The most annoying thing Nick does is use his pop inflections in Empty Chairs At Empty Tables; from the very first verse, he uses little slides and vowel emphases that make the song devoid of any emotion and make it purely a vocal performance.
Luckily, if you want to hear emotion in Empty Chairs, you need look no further than Eddie Redmayne’s embodiment of Marius in the 2012 movie. His version of the song, in which we vividly see him in the room in which he used to meet his friends and in which some of them died, concentrates much more on its grief-stricken nature; Eddie didn’t have to sacrifice his vocals, but instead could make them more quiet and intimate, a bonus of singing close up to movie cameras instead of having to project to a whole audience. He also replicates this devastating emotion during A Little Fall Of Rain, the duet with Eponine (Samantha Barks).
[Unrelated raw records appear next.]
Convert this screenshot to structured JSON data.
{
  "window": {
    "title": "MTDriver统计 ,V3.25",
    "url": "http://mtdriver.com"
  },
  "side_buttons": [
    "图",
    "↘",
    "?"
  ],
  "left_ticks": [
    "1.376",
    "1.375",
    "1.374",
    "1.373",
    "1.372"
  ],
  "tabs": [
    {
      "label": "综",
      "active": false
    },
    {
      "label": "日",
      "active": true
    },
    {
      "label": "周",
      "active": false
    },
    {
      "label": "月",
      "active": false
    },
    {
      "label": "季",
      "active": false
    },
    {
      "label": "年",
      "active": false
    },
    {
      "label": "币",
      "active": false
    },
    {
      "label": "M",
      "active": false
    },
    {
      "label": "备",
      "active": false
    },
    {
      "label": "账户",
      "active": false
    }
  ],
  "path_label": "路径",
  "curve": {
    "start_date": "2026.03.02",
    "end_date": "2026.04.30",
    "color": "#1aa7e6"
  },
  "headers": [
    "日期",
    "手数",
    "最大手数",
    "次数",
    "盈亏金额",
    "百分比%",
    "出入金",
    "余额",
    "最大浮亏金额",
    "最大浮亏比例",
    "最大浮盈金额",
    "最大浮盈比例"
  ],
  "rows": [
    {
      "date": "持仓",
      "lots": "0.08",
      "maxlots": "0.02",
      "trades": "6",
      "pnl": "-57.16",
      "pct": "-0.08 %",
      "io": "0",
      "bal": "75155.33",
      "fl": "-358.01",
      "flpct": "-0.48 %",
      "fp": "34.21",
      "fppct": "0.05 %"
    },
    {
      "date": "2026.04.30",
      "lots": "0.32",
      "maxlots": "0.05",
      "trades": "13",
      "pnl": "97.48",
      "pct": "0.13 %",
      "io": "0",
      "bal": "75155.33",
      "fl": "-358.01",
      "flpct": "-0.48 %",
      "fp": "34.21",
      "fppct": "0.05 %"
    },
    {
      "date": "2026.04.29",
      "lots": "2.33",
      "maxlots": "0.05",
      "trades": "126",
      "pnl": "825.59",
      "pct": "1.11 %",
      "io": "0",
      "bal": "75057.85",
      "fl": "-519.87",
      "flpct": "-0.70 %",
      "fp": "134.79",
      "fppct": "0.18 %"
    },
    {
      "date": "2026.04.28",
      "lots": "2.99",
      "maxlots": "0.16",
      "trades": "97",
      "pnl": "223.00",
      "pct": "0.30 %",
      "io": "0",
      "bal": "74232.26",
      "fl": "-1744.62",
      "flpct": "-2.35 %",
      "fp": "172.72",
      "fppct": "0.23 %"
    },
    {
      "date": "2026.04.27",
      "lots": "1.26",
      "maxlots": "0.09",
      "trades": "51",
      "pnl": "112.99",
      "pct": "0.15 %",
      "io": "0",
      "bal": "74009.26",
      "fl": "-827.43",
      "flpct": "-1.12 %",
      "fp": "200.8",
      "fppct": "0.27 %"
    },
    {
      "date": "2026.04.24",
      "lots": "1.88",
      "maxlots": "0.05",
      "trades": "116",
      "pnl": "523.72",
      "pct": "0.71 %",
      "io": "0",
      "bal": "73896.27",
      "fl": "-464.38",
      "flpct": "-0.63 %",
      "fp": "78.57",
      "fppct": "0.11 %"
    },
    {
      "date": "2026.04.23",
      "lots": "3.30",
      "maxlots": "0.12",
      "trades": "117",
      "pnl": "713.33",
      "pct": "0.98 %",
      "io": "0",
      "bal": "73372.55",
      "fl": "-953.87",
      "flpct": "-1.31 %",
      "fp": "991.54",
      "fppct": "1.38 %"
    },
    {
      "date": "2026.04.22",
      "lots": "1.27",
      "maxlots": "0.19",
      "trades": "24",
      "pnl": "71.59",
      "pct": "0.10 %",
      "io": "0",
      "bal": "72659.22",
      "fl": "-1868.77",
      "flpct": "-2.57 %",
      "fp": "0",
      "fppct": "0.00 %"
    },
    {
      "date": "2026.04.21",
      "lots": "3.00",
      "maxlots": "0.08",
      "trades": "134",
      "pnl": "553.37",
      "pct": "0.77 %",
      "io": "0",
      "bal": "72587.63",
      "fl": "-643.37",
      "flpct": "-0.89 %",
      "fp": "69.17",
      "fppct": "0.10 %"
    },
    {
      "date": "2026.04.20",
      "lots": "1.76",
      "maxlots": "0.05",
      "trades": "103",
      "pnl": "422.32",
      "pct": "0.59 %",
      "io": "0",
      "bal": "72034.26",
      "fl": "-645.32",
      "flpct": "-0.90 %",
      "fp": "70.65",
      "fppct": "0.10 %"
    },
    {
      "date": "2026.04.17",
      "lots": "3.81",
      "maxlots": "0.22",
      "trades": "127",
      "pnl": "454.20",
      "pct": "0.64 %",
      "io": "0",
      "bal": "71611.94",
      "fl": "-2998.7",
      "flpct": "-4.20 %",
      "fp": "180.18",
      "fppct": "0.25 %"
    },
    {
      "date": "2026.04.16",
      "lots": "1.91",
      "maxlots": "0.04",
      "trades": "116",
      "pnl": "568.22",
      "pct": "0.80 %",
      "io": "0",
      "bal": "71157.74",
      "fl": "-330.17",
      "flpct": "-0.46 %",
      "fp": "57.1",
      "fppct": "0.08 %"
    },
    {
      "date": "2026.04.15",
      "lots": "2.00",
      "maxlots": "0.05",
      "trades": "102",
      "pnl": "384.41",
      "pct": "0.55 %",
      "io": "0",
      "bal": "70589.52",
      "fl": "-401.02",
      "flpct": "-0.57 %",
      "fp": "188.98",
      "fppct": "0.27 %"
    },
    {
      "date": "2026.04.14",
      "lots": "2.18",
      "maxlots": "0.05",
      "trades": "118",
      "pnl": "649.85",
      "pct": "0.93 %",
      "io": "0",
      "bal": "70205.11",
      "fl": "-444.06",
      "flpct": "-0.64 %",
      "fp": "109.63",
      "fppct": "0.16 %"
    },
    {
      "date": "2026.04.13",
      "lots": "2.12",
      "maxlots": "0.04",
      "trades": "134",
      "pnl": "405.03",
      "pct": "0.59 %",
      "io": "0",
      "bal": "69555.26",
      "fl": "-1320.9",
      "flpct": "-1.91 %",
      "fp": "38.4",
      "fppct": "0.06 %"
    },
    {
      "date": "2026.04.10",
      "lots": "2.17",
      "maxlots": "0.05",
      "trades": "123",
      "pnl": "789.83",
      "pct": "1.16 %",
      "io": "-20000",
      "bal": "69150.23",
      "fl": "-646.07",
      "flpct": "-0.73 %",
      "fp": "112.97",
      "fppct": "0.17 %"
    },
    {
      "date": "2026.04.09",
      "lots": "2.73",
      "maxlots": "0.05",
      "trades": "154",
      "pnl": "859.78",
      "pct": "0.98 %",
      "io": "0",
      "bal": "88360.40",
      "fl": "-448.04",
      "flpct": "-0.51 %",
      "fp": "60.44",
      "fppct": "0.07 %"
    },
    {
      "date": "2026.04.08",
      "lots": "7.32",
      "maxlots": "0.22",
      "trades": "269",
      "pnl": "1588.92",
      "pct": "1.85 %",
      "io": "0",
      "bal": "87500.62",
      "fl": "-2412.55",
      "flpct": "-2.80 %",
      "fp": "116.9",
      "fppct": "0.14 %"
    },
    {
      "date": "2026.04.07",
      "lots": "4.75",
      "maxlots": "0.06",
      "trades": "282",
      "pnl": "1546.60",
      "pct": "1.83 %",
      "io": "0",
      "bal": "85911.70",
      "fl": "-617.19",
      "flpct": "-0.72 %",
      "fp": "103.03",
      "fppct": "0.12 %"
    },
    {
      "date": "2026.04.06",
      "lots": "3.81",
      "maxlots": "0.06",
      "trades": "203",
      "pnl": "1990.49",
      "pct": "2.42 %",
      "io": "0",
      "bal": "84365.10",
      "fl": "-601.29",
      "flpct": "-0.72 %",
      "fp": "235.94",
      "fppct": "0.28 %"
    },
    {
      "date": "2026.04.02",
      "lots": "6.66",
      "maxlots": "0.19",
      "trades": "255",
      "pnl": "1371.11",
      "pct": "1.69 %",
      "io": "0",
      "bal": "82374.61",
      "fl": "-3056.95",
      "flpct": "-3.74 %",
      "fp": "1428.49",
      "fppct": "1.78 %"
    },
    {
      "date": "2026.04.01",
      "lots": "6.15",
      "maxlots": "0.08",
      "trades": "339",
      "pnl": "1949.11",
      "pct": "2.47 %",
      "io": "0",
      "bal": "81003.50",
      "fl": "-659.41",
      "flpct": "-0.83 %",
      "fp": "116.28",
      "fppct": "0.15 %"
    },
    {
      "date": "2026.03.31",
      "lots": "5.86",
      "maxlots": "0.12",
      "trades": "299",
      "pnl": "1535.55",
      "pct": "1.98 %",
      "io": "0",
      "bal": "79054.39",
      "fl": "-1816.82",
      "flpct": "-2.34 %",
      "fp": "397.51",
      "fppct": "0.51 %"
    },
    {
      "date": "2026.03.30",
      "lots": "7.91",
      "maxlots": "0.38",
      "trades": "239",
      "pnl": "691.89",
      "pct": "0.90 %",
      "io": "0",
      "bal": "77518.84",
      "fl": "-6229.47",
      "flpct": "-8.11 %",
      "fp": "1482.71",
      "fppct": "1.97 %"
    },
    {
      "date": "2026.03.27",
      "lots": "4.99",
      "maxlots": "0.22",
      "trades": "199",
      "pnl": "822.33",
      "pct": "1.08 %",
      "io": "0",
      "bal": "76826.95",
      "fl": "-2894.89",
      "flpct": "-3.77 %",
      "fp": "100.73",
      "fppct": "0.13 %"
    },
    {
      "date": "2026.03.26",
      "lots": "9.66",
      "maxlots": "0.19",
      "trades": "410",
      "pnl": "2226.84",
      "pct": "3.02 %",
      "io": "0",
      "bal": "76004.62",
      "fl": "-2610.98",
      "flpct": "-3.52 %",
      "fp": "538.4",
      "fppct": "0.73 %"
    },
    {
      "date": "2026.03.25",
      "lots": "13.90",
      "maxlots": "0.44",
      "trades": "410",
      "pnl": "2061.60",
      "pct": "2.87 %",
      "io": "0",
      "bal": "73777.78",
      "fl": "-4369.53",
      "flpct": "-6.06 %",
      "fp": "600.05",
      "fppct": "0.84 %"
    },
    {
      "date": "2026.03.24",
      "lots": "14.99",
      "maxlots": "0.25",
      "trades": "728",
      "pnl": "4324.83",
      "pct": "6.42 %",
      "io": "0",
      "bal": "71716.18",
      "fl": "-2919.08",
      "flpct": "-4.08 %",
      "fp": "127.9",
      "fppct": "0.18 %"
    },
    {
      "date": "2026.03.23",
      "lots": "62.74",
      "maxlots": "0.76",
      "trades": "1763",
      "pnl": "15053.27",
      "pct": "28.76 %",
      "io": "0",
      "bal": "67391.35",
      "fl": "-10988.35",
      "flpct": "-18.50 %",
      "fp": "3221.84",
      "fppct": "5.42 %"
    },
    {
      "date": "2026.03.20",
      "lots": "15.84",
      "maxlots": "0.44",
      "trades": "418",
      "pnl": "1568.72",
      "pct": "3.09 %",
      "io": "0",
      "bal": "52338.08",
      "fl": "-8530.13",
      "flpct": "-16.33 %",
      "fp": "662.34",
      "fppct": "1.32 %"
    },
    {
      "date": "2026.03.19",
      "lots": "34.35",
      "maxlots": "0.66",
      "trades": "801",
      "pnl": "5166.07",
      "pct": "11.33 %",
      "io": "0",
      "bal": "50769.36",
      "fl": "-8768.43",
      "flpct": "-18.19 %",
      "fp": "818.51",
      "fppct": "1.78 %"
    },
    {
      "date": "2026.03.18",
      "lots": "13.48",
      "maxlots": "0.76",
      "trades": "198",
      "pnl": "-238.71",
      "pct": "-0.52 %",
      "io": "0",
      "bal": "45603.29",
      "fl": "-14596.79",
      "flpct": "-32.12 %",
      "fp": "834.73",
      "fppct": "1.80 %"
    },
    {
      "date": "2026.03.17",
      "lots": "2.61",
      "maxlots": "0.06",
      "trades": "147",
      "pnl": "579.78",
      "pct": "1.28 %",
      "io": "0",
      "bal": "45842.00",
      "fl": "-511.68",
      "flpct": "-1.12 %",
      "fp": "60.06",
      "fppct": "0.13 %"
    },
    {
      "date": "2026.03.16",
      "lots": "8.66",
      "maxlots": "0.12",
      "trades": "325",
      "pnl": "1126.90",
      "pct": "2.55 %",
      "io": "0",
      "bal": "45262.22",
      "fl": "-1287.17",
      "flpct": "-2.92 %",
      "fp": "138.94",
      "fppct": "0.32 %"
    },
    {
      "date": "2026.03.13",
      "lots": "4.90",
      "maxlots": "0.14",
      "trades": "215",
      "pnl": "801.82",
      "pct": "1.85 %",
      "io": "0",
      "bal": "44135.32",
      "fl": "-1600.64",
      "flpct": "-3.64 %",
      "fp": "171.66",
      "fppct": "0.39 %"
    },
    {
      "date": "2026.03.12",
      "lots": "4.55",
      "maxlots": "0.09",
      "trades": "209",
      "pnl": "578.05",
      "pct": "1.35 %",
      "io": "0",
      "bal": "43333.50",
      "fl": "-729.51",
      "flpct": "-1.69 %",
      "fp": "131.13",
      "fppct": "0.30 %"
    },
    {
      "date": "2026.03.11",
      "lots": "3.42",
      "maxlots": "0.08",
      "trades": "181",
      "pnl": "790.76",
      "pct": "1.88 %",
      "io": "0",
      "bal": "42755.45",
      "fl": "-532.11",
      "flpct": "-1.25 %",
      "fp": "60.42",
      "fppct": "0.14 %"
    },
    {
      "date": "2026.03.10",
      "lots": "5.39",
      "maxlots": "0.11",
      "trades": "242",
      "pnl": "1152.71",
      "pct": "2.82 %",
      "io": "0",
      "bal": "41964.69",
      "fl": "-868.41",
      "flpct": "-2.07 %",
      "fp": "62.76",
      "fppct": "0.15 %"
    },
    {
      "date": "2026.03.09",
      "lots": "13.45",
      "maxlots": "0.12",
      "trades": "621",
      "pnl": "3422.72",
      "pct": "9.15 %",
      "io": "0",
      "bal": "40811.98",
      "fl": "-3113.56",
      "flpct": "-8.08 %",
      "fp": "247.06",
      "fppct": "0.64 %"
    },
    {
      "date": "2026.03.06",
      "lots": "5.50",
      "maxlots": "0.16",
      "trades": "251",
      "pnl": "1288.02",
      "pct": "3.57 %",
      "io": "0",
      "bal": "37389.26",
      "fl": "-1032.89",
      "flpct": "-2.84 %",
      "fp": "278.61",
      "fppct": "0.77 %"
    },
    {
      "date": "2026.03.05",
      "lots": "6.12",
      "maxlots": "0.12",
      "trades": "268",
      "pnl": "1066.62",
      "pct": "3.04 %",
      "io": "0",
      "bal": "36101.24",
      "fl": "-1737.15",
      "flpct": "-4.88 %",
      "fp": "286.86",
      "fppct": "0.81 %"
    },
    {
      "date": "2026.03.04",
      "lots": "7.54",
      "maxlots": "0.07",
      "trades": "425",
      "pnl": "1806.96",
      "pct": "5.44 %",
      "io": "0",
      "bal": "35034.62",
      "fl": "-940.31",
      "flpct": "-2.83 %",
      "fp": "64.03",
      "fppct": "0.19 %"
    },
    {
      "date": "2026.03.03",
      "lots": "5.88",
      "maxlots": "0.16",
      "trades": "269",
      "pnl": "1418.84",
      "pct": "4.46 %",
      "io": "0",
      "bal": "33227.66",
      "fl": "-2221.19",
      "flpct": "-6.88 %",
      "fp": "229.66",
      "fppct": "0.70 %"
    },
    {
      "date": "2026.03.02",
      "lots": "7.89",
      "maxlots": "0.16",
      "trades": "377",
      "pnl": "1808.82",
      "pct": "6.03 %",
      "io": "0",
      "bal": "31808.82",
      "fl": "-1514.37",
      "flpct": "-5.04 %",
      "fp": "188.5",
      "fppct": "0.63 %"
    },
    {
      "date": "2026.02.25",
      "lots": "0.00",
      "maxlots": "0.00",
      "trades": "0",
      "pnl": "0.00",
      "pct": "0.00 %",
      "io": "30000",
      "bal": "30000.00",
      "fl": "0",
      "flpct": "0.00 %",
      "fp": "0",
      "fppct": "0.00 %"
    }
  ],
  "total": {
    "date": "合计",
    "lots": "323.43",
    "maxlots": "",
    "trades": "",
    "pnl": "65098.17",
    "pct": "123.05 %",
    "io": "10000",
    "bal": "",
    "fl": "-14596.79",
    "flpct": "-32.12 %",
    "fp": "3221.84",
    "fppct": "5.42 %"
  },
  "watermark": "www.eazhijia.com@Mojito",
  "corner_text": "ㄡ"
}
Equally, in One Day More, Eddie manages to perfectly contrast his two duet sections with Cosette and Enjolras, as in the former he floats effectively on the high notes, matching Amanda Seyfried’s thin soprano, and then he immediately sounds more resolute and full-voiced as he questions his purpose at the barricades alongside Enjolras. This isn’t easy to make sound so effortless, but he portrays both sides of Marius empathetically and admirably.
As accomplished as Eddie Redmayne was in the movie – especially considering his singing ability was previously largely unheard of, and despite the fact he didn’t receive the award recognition he deserved – there are few who can rival the original Marius, Michael Ball. It was unfortunate for Nick Jonas that the encore at the 25th anniversary concert featured some of the original cast singing One Day More, with Michael showing him how it’s done!
One of the best examples of Michael’s Marius is at the beginning of A Heart Full Of Love, in the way his vibrato-filled voice is able to start extremely tentatively but become more confident; this is notable throughout in the difference between lyrics like ‘for shame, I do not even know your name’ and ‘never go away’. Although his Empty Chairs is less devastating than Eddie’s version, that’s largely due to the difference between the stage and theatre mediums; Michael had to project more out of necessity, but he does use this to his advantage, creating a more powerful and tumultuous feeling, especially at ‘oh my friends, my friends, don’t ask me’.
Despite Michael’s all-round vocal prowess, there is one moment in the musical that he is still remembered for: on the line ‘my place is here, I fight with you’ in One Day More, he does a little slide down from ‘here’ which links the two halves of the line quite well and has become his trademark style. The difference between this and Nick Jonas’ slides is that Michael’s are more carefully crafted, whereas Nick’s just seem to come from his pop tendencies. Michael even joked about this trademark of his to Eddie at the movie premiere, where the latter insisted he hadn’t copied it for fear of being lambasted!
Overall, the singers’ results are quite clear. Nick Jonas seemed to succeed in his job of encouraging younger fans to see the Les Mis experience, and he wasn’t awful in the process; he just couldn’t match up to the more emotive singers/actors singing some difficult music. Eddie Redmayne and Michael Ball should both be congratulated in different ways; Michael will always be the definitive Marius, after many years of singing the music and debuting it in the first place, but it would be hard to find someone better than Eddie to adapt the character and his music to the film medium.
A special mention must also go to Craig Mather, who was Marius in the West End when I saw the show in 2012 and who very successfully brought across Marius’ cluelessness and innocence. Let’s hope his name is soon as famous as those of the other three.